Em uma democracia liberal, os tribunais constitucionais existem para garantir a supremacia da Constituição, proteger os direitos fundamentais e assegurar o equilíbrio entre os poderes. Quando esse equilíbrio se rompe — seja por ação ou omissão —, todo o edifício democrático se fragiliza. É sob essa perspectiva que as recentes declarações do ex-presidente do Supremo Tribunal Federal, Marco Aurélio Mello, devem ser lidas: como um sinal de alerta vindo de dentro do próprio sistema.
Marco Aurélio, conhecido por sua coerência jurídica e independência durante mais de três décadas no STF, apontou aquilo que muitos juristas, liberais e observadores da política já percebiam com apreensão: o Supremo Tribunal Federal tem ultrapassado reiteradamente os limites de sua competência constitucional, agindo como legislador, executivo e, por vezes, como censor da sociedade.
Sob o pretexto de preencher lacunas legais ou de proteger a democracia contra ameaças externas, a Corte tem, na prática, legislado em temas sensíveis, definido políticas públicas complexas sem base legal clara, e silenciado dissidências por meio de interpretações elásticas sobre o que constitui “desinformação” ou “ameaça à ordem democrática”. Essa atuação gera insegurança jurídica, tensiona a separação de poderes e subverte o princípio fundamental do Estado de Direito: ninguém está acima da lei — nem mesmo os ministros da Suprema Corte.
A advertência de Marco Aurélio é oportuna não apenas por seu conteúdo, mas pelo momento. O STF vem acumulando, nos últimos anos, decisões controversas que envolvem censura a veículos de imprensa, derrubada de leis aprovadas pelo Congresso com ampla maioria, criminalização de condutas sem base legal anterior e a abertura de inquéritos conduzidos fora dos parâmetros constitucionais.
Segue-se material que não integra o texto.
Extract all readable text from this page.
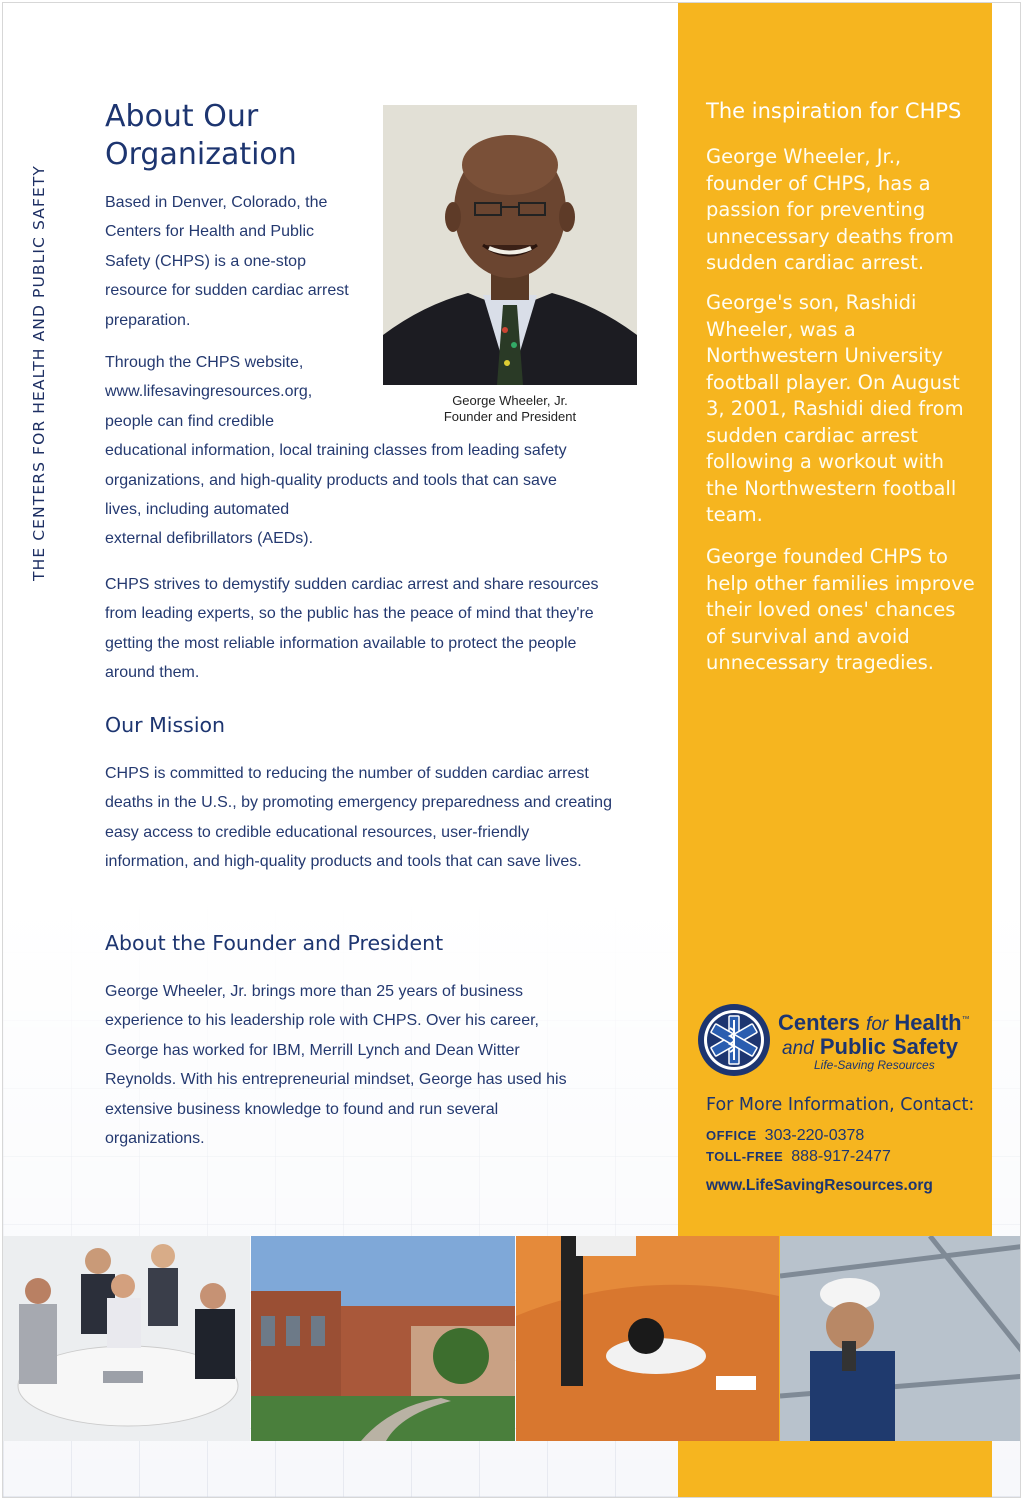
THE CENTERS FOR HEALTH AND PUBLIC SAFETY
About Our Organization

Based in Denver, Colorado, the Centers for Health and Public Safety (CHPS) is a one-stop resource for sudden cardiac arrest preparation.

George Wheeler, Jr.
Founder and President
Through the CHPS website,
www.lifesavingresources.org,
people can find credible
educational information, local training classes from leading safety
organizations, and high-quality products and tools that can save
lives, including automated
external defibrillators (AEDs).

CHPS strives to demystify sudden cardiac arrest and share resources from leading experts, so the public has the peace of mind that they're getting the most reliable information available to protect the people around them.

Our Mission

CHPS is committed to reducing the number of sudden cardiac arrest deaths in the U.S., by promoting emergency preparedness and creating easy access to credible educational resources, user-friendly information, and high-quality products and tools that can save lives.

About the Founder and President

George Wheeler, Jr. brings more than 25 years of business experience to his leadership role with CHPS. Over his career, George has worked for IBM, Merrill Lynch and Dean Witter Reynolds. With his entrepreneurial mindset, George has used his extensive business knowledge to found and run several organizations.

The inspiration for CHPS

George Wheeler, Jr., founder of CHPS, has a passion for preventing unnecessary deaths from sudden cardiac arrest.

George's son, Rashidi Wheeler, was a Northwestern University football player. On August 3, 2001, Rashidi died from sudden cardiac arrest following a workout with the Northwestern football team.

George founded CHPS to help other families improve their loved ones' chances of survival and avoid unnecessary tragedies.

Centers for Health™
and Public Safety
Life-Saving Resources
For More Information, Contact:
OFFICE 303-220-0378
TOLL-FREE 888-917-2477
www.LifeSavingResources.org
Por trás de muitas dessas ações está o argumento de que “os tempos exigem” respostas firmes. A ministra Cármen Lúcia, por exemplo, recentemente defendeu, em julgamento sobre a regulação das plataformas digitais, que “não se pode permitir uma ágora com 213 milhões de tiranos soberanos”, relativizando a liberdade de expressão em nome de um suposto bem coletivo. A metáfora usada pela ministra reforça uma visão paternalista do Estado, segundo a qual o cidadão precisa ser protegido de si mesmo — um princípio antitético ao liberalismo clássico.
Sob essa lógica, o STF tem ocupado um espaço perigoso: o de guardião da verdade. A crítica liberal aqui é evidente: não cabe ao Estado decidir o que é verdade ou mentira, mas garantir que o debate sobre a verdade ocorra em um ambiente de liberdade e pluralismo. Quando a Corte começa a funcionar como filtro ideológico da sociedade, transforma-se em uma instituição de controle, não de garantia.
A politização da Corte também tem efeitos colaterais profundos. Ao se colocar como protagonista de disputas políticas, o STF perde autoridade técnica e se torna parte do conflito institucional, minando a confiança da população no Judiciário como um todo. A judicialização de tudo — do aborto à política de preços da Petrobras, das redes sociais à tributação interestadual — converte o Supremo em árbitro supremo da política nacional, num país onde o Congresso se omite e o Executivo, frequentemente, coopta.
Esse desequilíbrio gera um paradoxo: o STF cresce em poder, mas encolhe em legitimidade. E quanto mais poder concentra, mais difícil se torna criticá-lo sem ser acusado de atacar a democracia — um raciocínio que, por si só, já revela a fragilidade do sistema democrático.
O alerta de Marco Aurélio Mello é, acima de tudo, um chamado ao retorno à moderação institucional. O Supremo precisa voltar a ser o que é: um tribunal de garantias, não de vontades. Sua função não é moldar a sociedade segundo convicções pessoais dos ministros, mas assegurar que os direitos previstos na Constituição sejam respeitados por todos os poderes — inclusive por ele próprio.
O pensamento liberal, ao contrário do que muitos imaginam, não é avesso à justiça constitucional. Pelo contrário: reconhece que um Judiciário forte e independente é essencial para conter abusos do Legislativo e do Executivo. Mas essa força precisa vir do respeito à Constituição, da previsibilidade das decisões e da humildade institucional — nunca do voluntarismo político ou da sede de protagonismo.
O Brasil precisa urgentemente repensar o papel de sua Suprema Corte. O STF não pode ser um superpoder. Precisa ser um poder de contenção. E para isso, a crítica liberal — como a feita por Marco Aurélio — deve ser ouvida, debatida e, principalmente, aplicada. Porque sem limites claros e respeitados, nenhuma democracia resiste.